Defining success in digital banking

When you look at a lot of the large digital challenger banks, even the large ones in the US, success has really been communicated in the market by customer acquisition numbers. I think more and more investors are putting pressure on digital-only banks, neobanks, and challenger banks, around their path to profitability. And I think having a clear product strategy around moving into interest income products, moving into lending — how you drive year over year profitability is something which a lot of these banks are going to have to demonstrate to really be successful.

There has been success in disrupting the status quo from a brand perspective, from a customer acquisition perspective, from an experience perspective — but now investors and analysts are saying, okay, show me how you drive profitability. I think there have been some really interesting models: Starling, as I mentioned before, really doubled down on the share of wallet and product mix to a smaller customer base in the UK. Others like Revolut, it’s all about scale, both geographic and product mix. So there are different models, but I think the common theme is success has moved on from just digital experience and customer acquisition — it’s now, show me the profitability.

Future banking trends

The data shows that there’s market appetite by customers in the US for differentiated experiences and there’s an openness to actually moving to brand new digital bank brands, as we’ve seen from the customer acquisition numbers. The real winners will be the ones who can offer a broader set of products and services, and in doing so, ensure that they’re driving profitability through the economics of the products that they’re offering.

I also think we’re going to see more and more demand for banks to really put their ethics where their wallet is, so to speak. How do you actually build that into the value proposition so that customers’ beliefs and the ESG agenda show up in a very tangible way, rather than just on corporate agendas? Coupled with that, how can you use everyday banking interactions to actually improve the access and opportunity for your customer base, whether that’s through better spending habits and your use of data, and how you pay that back to the customer in terms of financial health?

Around 18% of the adult population can be considered unbanked or underbanked in the US. So how can you build in tools, which really provide better access and opportunity for those communities? I think there’s a social need to do that.

More broadly, we will see digital banks and digital bank brands evolve from just being a bank to being more of a multi-tenant or multi-product provider for their customer base. It’s very slow right now, but I expect we’ll see more and more M&A and JV activity, as incumbent banks realize they may not have the brand equity to reach certain segments, or they may not have the innovation to drive certain kinds of product launches overnight. So how do they partner with the provider who can?

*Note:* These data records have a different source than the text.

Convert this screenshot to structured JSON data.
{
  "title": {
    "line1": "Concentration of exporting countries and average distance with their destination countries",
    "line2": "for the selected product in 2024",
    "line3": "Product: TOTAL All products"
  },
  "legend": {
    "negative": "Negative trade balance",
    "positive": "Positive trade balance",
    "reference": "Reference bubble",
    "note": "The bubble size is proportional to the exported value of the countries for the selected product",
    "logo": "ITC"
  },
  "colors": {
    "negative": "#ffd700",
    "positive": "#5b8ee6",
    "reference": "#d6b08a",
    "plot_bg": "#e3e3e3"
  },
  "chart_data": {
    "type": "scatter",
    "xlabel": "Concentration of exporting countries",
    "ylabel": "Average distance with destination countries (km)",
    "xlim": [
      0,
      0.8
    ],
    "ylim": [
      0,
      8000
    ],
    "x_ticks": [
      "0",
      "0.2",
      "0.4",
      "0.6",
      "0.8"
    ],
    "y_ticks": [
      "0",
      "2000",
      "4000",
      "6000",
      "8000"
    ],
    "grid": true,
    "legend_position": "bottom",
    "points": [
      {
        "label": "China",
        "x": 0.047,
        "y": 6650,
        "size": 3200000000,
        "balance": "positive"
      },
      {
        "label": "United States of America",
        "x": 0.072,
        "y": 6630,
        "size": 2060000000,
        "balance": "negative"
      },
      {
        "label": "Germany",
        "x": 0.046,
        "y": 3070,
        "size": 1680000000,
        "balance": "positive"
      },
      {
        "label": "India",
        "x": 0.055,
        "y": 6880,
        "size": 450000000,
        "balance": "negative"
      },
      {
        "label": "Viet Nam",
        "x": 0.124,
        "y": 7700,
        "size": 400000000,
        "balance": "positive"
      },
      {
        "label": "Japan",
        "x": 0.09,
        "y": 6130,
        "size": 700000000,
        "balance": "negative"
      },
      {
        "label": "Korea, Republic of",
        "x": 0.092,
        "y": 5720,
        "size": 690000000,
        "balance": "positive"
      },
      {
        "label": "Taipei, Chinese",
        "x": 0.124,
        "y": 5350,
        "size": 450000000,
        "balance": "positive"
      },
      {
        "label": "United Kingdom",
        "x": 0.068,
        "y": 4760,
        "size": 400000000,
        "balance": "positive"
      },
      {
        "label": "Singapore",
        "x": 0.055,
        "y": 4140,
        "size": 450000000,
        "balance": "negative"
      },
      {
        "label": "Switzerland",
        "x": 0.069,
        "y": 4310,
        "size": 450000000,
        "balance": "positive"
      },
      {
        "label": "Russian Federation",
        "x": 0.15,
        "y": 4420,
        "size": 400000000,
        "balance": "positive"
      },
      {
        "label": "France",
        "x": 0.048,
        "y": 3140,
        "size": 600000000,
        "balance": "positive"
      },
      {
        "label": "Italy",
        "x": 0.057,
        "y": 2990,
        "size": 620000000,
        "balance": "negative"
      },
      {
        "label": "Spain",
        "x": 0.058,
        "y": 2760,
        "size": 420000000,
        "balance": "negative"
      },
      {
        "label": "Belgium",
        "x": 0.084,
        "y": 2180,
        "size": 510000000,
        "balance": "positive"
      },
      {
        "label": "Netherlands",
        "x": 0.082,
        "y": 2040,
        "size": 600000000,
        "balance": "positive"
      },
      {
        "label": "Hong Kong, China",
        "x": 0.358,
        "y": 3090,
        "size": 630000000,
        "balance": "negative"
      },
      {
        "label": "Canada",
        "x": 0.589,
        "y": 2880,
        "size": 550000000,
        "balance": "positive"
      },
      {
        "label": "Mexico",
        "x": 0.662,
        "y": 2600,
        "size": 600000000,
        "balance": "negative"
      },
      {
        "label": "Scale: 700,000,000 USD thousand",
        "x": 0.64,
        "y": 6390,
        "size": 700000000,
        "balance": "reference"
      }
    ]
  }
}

They can figure out a revenue share model. We’ve been talking a lot to some of our clients about this: you have a digital bank brand really own the customer on the front end, and the positioning and the customer acquisition. But some of the products, particularly the complex lending products are actually underwritten by a larger incumbent. And there’s some kind of revenue share mix, which benefits both parties. I think we’ll start to see a lot of that.

In Europe, we’re hearing a little about digital bank on digital bank acquisition. As the path to profitability becomes more and more of a burning issue, I think we’ll start to see more of that, as well.

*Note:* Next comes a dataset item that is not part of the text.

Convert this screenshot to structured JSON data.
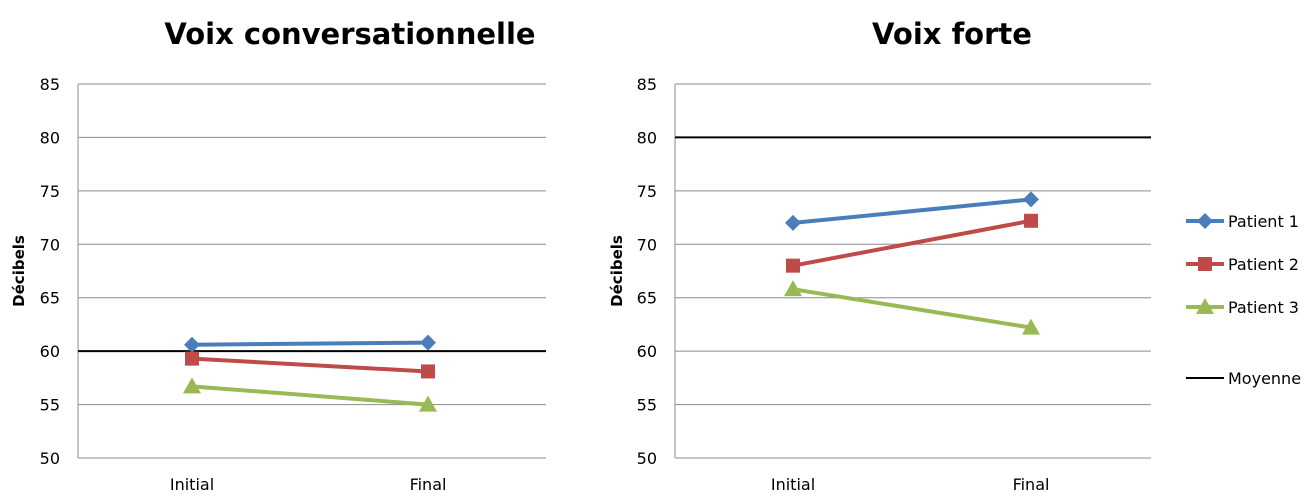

I think we’ll see more and more demand from consumers and from small business owners for better digital experiences, more transparent products and pricing, and banks to show up differently in terms of ESG. And from a values perspective, which could actually be more of a decisive driver in terms of who and where people choose to bank with, we’re excited about where that goes. It levels the playing field and it brings new entrants in. Lastly, there’s obviously the question around how the regulation and the regulatory environment in the US will will adapt and evolve to enable and safeguard the system at large as we see this disruption.